Global climate governance regime

This course explores the role of the global climate governance regime in devising ways to mitigate climate change and to adapt to already inevitable impacts. To better understand of the complexity of multilevel climate governance, the course will use a case study, the Amazon, an ecosystem of global importance.

Main content

Course leaders
Siri Gloppen, Professor of Comparative Politics, UiB, and Director of the CMI-UiB Centre on Law & Social Transformation.
Danielle Hanna Rached, Assistant Professor of Law, Fundacao Getulio Vargas Law School in Rio de Janeiro.

Lecturers (provisional)
Catalina Vallejo Piedraíta (PhD), Center on Law and Social Transformation.
Camila Gianella Malca (PhD), Researcher, Chr. Michelsen Institute. Global fellow, Centre on Law and Social Transformation. Assistant Professor, Pontificia Universidad Católica del Perú.

This course explores the role of the global climate governance regime (GCGR) in devising ways to mitigate climate change and adapt to impacts that are already inevitable.

The GCGR is the global system of norms and regulations applicable to climate change.

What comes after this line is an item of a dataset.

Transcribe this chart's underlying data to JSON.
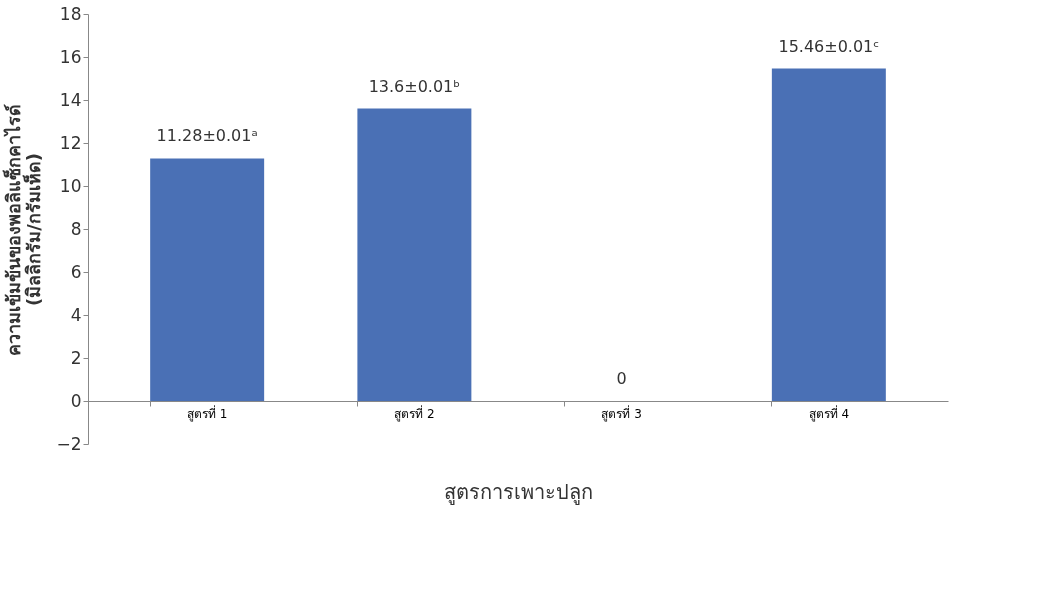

It has emerged from the recognition that addressing climate change requires complex interaction between actors and institutions at multiple levels, and alignment of public, private, international, national, subnational and local regulations.

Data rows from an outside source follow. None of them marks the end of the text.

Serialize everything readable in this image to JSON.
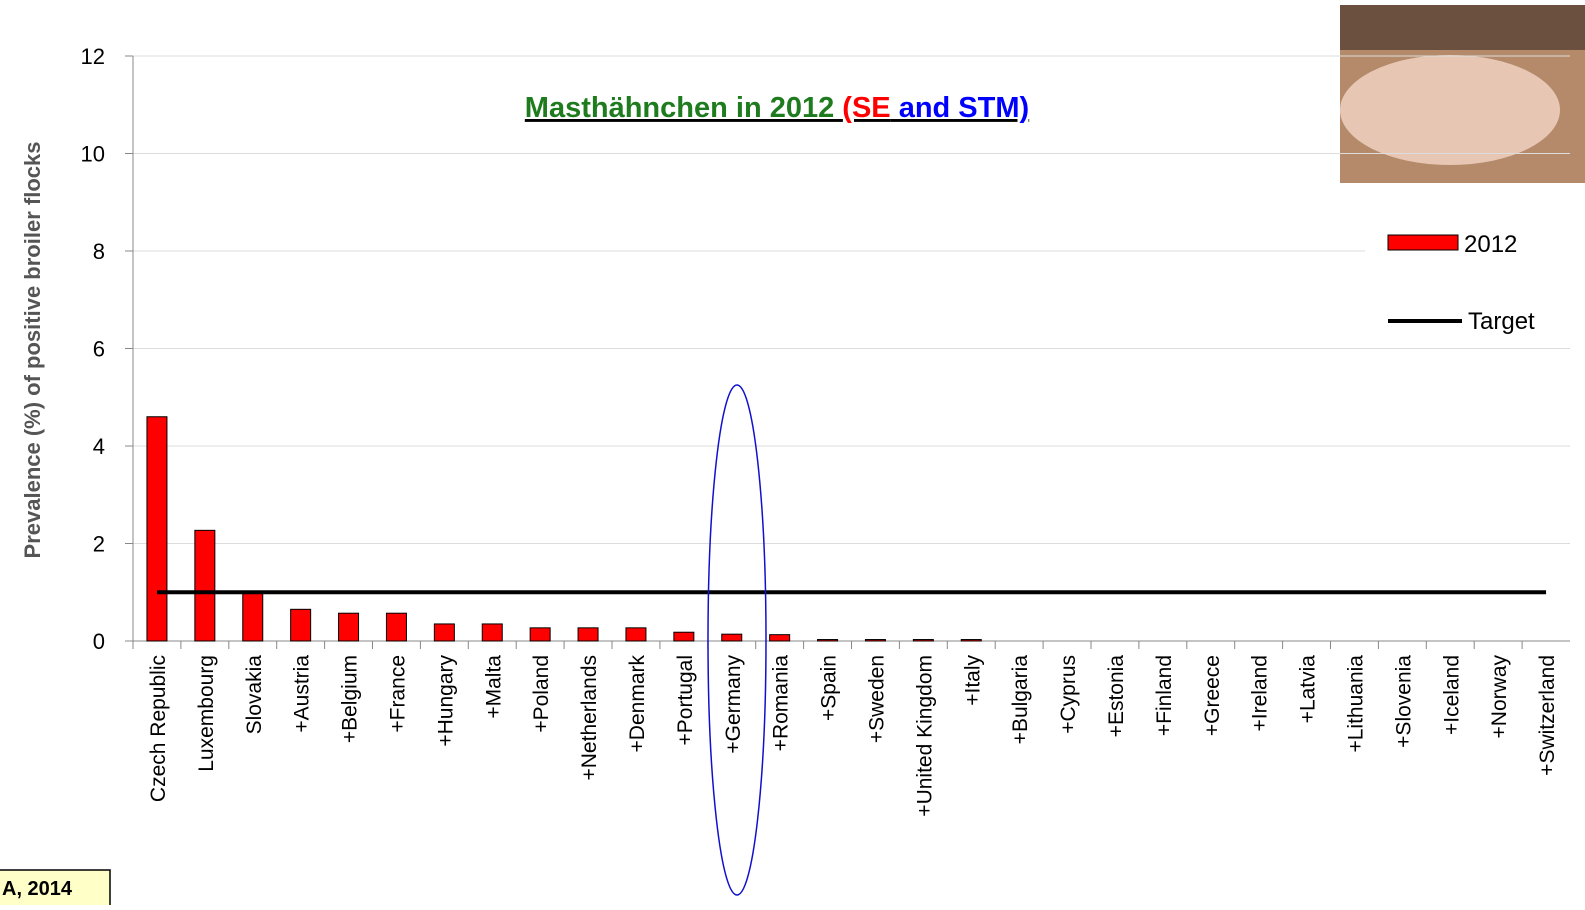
{
  "chart_data": {
    "type": "bar",
    "title_parts": [
      {
        "text": "Masthähnchen in 2012 ",
        "color": "#1e7b1e"
      },
      {
        "text": "(SE",
        "color": "#ff0000"
      },
      {
        "text": " and STM)",
        "color": "#0000ff"
      }
    ],
    "y_label": "Prevalence (%) of positive broiler flocks",
    "categories": [
      "Czech Republic",
      "Luxembourg",
      "Slovakia",
      "+Austria",
      "+Belgium",
      "+France",
      "+Hungary",
      "+Malta",
      "+Poland",
      "+Netherlands",
      "+Denmark",
      "+Portugal",
      "+Germany",
      "+Romania",
      "+Spain",
      "+Sweden",
      "+United Kingdom",
      "+Italy",
      "+Bulgaria",
      "+Cyprus",
      "+Estonia",
      "+Finland",
      "+Greece",
      "+Ireland",
      "+Latvia",
      "+Lithuania",
      "+Slovenia",
      "+Iceland",
      "+Norway",
      "+Switzerland"
    ],
    "series": [
      {
        "name": "2012",
        "color": "#ff0000",
        "values": [
          4.6,
          2.27,
          1.0,
          0.65,
          0.57,
          0.57,
          0.35,
          0.35,
          0.27,
          0.27,
          0.27,
          0.18,
          0.14,
          0.13,
          0.03,
          0.03,
          0.03,
          0.03,
          0,
          0,
          0,
          0,
          0,
          0,
          0,
          0,
          0,
          0,
          0,
          0
        ]
      }
    ],
    "target": {
      "name": "Target",
      "value": 1,
      "color": "#000000"
    },
    "ylim": [
      0,
      12
    ],
    "yticks": [
      0,
      2,
      4,
      6,
      8,
      10,
      12
    ],
    "grid": true,
    "source": "A, 2014"
  }
}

The course aims to provide students with the tools to critically analyze complex, multi-level climate governance. Governance here refers to ways to regulate, order, govern, or manage a geographical region, or an issue (climate change). To understand how the GCGR functions, and plays out differently across contexts, we focus on the Amazon. The case study helps in bringing an understanding of how countries from the Amazonian basin are dealing with this specific multi layered governance context.

Learning outcomes

  • Be familiar with the international climate change regime and its development
  • Know the obligations and responsibilities under the current global climate change regime
  • Understand the concepts of ‘common but differentiated responsibility’, ‘the precautionary principle’ and the ideas of ‘climate justice’ and ‘vernacularization’
  • Have acquired tools to critically analyze complex, multi-scalar climate governance, and how local understandings, norms and power relations affect the implementation of the global regime
  • Have gained insights into the challenges related to climate change governance and forest management in the Amazon, including contemporary political dynamics

Credits
Participation at the BSRS is credited under the European Credit Transfer System (ECTS). Participants submitting an essay, in a form of a publishable manuscript of 10-20 pages, after the end of the summer school will receive 10 ECTS. Deadline for submission will be decided by your course leader.

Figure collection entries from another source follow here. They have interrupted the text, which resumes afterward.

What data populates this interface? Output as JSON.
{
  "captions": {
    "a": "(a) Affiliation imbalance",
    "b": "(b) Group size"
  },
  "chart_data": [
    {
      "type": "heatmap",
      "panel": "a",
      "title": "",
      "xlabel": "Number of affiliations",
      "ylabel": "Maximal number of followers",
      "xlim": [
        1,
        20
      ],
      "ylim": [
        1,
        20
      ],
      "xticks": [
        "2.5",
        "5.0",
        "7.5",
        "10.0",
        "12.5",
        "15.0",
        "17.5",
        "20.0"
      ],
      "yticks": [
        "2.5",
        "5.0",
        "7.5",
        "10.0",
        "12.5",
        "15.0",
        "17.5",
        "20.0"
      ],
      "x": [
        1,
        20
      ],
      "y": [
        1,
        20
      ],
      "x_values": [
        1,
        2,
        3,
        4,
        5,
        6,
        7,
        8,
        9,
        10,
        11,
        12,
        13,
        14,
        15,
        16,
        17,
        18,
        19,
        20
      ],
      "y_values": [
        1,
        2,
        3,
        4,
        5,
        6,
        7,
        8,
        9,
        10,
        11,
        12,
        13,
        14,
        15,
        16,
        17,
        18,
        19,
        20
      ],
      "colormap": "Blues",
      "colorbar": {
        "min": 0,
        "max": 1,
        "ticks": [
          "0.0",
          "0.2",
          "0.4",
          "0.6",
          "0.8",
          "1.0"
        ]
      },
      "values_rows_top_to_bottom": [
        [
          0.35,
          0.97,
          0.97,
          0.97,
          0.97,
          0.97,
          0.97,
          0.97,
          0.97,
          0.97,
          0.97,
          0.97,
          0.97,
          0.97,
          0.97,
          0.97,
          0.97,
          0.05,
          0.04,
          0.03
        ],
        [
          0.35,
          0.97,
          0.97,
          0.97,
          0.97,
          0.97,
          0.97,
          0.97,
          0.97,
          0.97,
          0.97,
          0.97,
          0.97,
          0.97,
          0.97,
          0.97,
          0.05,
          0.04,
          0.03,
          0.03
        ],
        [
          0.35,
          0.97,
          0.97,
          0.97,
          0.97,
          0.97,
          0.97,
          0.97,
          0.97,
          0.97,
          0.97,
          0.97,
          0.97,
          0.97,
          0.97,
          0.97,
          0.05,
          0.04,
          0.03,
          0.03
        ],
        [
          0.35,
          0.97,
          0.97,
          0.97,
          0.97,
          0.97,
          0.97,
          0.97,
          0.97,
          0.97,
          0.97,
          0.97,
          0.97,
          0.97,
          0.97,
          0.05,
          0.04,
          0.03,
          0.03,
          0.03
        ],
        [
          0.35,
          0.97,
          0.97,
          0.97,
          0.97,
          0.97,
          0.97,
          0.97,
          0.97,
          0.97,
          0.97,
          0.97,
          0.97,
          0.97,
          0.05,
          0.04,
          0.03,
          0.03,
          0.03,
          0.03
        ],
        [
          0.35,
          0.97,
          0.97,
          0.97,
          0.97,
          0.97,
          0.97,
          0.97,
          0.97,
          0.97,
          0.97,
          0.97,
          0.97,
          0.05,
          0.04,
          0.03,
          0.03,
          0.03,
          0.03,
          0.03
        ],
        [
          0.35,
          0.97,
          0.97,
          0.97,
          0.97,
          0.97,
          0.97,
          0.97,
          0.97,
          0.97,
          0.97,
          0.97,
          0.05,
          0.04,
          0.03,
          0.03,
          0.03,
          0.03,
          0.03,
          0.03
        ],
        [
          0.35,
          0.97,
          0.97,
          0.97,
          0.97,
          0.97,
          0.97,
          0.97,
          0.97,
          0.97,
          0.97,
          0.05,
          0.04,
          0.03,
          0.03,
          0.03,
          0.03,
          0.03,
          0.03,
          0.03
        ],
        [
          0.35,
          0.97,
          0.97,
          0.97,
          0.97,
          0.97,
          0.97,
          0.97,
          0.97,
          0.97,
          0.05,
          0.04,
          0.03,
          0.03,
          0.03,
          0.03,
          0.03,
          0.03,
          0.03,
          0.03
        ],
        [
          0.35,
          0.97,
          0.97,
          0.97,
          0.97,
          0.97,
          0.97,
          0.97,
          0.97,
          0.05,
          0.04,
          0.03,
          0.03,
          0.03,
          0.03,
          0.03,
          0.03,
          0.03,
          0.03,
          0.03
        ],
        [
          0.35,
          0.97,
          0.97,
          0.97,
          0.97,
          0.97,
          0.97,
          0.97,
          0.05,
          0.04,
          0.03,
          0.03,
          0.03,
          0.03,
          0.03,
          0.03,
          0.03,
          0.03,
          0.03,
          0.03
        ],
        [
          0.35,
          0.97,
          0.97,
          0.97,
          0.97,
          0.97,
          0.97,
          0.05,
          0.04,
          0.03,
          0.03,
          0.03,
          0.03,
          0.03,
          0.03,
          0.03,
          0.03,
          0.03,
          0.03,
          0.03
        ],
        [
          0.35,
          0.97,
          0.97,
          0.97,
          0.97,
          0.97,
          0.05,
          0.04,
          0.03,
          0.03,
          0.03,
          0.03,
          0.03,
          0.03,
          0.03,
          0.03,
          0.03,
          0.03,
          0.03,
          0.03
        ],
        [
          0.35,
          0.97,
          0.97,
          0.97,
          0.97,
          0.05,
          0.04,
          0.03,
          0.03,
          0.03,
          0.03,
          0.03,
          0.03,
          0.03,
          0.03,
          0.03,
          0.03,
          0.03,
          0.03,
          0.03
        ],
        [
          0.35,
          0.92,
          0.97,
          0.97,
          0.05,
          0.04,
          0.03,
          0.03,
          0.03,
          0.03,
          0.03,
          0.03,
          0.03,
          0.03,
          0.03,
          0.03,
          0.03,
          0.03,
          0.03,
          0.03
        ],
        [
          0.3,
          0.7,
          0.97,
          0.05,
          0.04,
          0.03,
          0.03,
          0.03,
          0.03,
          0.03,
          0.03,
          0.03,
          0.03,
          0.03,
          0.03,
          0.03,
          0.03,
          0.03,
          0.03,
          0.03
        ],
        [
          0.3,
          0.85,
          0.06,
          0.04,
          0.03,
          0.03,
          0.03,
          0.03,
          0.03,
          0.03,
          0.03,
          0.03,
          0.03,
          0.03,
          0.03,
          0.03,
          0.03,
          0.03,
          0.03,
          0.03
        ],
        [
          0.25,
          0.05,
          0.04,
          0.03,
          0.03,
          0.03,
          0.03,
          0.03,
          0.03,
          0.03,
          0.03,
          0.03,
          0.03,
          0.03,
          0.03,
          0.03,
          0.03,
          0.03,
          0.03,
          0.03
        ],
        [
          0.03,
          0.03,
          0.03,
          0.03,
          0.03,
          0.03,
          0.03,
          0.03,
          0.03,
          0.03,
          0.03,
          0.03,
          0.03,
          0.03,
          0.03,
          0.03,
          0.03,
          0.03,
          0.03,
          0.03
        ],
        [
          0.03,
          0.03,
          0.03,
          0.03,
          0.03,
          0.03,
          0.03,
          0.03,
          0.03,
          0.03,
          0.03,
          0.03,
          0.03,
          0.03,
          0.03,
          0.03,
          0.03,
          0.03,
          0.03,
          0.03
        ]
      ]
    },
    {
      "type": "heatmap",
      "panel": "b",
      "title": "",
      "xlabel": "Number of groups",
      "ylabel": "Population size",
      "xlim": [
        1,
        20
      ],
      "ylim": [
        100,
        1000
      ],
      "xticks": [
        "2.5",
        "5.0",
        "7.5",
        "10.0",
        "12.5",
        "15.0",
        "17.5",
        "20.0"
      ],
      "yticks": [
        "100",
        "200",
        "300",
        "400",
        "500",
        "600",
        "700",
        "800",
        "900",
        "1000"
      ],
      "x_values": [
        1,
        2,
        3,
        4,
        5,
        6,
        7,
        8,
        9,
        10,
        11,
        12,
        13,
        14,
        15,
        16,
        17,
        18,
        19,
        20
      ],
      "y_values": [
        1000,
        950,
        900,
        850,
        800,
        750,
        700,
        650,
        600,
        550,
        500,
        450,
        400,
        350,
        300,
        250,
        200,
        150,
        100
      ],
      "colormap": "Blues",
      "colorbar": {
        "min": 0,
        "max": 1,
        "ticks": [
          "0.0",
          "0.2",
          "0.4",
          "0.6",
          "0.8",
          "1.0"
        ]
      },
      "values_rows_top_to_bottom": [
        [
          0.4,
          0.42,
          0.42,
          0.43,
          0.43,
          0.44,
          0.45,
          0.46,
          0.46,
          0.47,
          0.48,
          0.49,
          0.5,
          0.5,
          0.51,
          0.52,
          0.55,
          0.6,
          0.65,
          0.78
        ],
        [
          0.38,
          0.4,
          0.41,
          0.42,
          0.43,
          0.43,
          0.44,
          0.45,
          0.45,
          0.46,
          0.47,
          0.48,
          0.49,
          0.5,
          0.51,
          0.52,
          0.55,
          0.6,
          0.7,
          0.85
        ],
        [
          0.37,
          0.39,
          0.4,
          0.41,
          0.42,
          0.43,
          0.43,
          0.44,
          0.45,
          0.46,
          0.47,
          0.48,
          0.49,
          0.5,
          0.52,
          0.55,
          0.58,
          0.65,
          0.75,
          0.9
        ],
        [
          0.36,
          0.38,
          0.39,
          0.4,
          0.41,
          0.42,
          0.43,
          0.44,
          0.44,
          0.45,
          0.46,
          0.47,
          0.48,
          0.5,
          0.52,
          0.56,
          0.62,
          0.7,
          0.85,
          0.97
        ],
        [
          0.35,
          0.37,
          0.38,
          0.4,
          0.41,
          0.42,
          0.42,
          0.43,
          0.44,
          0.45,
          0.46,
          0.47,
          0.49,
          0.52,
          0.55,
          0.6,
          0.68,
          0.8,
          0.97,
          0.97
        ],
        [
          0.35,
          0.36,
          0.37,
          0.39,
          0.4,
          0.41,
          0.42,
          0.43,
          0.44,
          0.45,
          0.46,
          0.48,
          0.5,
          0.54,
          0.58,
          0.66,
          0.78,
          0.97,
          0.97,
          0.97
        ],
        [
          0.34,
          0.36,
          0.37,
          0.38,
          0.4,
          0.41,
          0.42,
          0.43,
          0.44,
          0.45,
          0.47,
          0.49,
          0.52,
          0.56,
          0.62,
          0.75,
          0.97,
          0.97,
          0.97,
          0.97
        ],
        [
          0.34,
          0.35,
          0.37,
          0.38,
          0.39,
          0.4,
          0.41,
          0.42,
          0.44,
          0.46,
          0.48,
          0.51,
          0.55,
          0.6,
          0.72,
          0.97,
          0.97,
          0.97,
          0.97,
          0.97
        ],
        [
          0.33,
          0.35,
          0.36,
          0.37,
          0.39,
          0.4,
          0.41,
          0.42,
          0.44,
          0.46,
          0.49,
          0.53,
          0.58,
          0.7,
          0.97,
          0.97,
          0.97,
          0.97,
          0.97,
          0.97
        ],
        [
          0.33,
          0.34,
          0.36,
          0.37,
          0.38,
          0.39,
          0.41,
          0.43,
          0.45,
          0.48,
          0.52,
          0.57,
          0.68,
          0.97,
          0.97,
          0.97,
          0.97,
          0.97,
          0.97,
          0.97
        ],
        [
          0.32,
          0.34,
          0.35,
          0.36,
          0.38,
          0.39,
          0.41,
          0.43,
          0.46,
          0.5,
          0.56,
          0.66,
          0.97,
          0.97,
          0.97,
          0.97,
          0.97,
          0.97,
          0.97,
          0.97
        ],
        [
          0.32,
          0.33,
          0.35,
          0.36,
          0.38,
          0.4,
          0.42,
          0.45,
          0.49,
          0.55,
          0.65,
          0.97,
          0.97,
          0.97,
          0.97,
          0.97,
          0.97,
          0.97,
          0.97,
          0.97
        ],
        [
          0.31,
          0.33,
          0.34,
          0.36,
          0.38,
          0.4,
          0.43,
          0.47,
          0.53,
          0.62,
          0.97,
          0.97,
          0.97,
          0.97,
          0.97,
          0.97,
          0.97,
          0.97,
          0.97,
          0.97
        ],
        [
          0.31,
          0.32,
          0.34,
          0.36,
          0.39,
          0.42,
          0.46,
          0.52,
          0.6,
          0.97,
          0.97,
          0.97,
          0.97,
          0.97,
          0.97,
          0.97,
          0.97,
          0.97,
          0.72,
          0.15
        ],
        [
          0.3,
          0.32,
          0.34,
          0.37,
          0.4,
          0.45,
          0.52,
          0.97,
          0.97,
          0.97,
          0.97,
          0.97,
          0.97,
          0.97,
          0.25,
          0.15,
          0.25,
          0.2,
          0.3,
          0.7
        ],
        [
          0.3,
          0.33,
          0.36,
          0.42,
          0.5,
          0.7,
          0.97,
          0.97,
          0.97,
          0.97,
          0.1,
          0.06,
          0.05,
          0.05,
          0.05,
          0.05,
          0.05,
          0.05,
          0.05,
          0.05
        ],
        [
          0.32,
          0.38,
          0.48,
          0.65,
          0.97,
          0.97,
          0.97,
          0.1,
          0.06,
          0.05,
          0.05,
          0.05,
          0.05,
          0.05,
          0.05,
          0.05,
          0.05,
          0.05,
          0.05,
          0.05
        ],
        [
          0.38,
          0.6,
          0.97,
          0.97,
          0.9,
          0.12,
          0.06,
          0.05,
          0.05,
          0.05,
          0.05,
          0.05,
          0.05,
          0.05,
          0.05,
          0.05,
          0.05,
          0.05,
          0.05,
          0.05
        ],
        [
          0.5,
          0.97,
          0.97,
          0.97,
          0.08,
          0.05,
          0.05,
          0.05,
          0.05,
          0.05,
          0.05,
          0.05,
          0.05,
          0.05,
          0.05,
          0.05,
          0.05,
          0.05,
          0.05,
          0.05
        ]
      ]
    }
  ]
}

It is also possible to participate without producing an essay. This will give you 4 ECTS. In order to receive credits, we expect full participation in the course-specific modules, plenary events and roundtables.

Siri Gloppen is professor of Comparative Politics at UiB and Director of the CMI-UiB Centre on Law & Social Transformation. Gloppen has broad expertise in researching dynamics and effects of legal regimes across contexts, and the strategic use of law and legal institutions – including “Climate Change Lawfare” (Social Inquiry 2012). She also investigates symbolic and idealtional effects of law (Climate Talk: Rights, Poverty & Justice, with Dugard & St.Clair, Juta 2013)

Danielle Hanna Rached is an assistant professor of law at Fundacao Getulio Vargas Law School in Rio de Janeiro, where she teaches transnational law and related subjects. She has written about the legitimacy of international institutions, in a context of their growing intrusiveness, analysing whether and how an international institution can be morally respectable, politically effective and legally consistent. Rached received her graduate degrees from University of Edinburgh (LL.M. (’07) and PhD (’13)).